While improving the performance of a Kusto query, I came across the shuffle strategy for join/summarize. I can clearly see the performance benefits of this strategy for my query, which has high cardinality for the join/summarize key.
While reading the shuffle query Kusto documentation, it seemed that the strategy will be ignored when there are nested shuffle operators.
When the shuffled operator has other shuffle-able operators, like summarize or join, the query becomes more complex and then hint.strategy=shuffle won't be applied.
My query uses nested summarize and join (with shuffle) but I also clearly see performance gains. My query pattern:
Table1
| summarize hint.strategy=shuffle arg_max(Timestamp) by Device, Interface
| join hint.strategy=shuffle (Table2) on Device, Interface
Does a query like this benefit from shuffling?

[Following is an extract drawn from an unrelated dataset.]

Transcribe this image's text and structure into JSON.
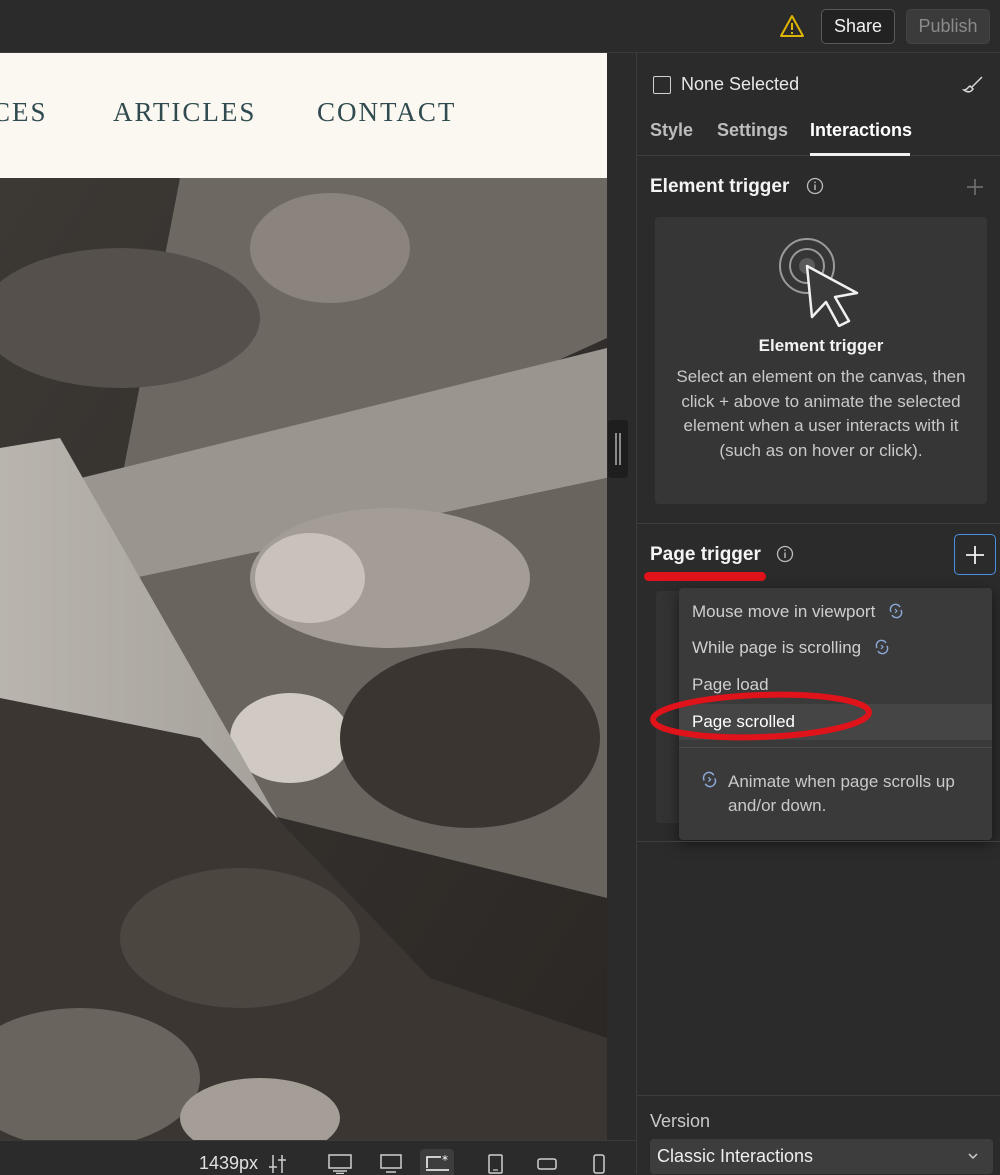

Also, does the Kusto query planner avoid any problematic shuffle if present always? Basically I wanted to rest assured that there might only be perf issues with a wrongly used/authored shuffle and not data issues.
Please note that the article of shuffle query suggests to use hint.shufflekey
in case you have nested summarize/join operators but it requires that the nested summarize/join operators have the same group-by/join key.
So in your example above, apply the following (I'm assuming that Device has a high cardinality (and you can remove/keep the shuffle strategy from the summarize, keeping/removing it will be the same behavior as long as you specify the shuffle key on the join which wraps this summarize):
Table1
| summarize arg_max(Timestamp) by Device, Interface
| join hint.shufflekey=Device (Table2) on Device, Interface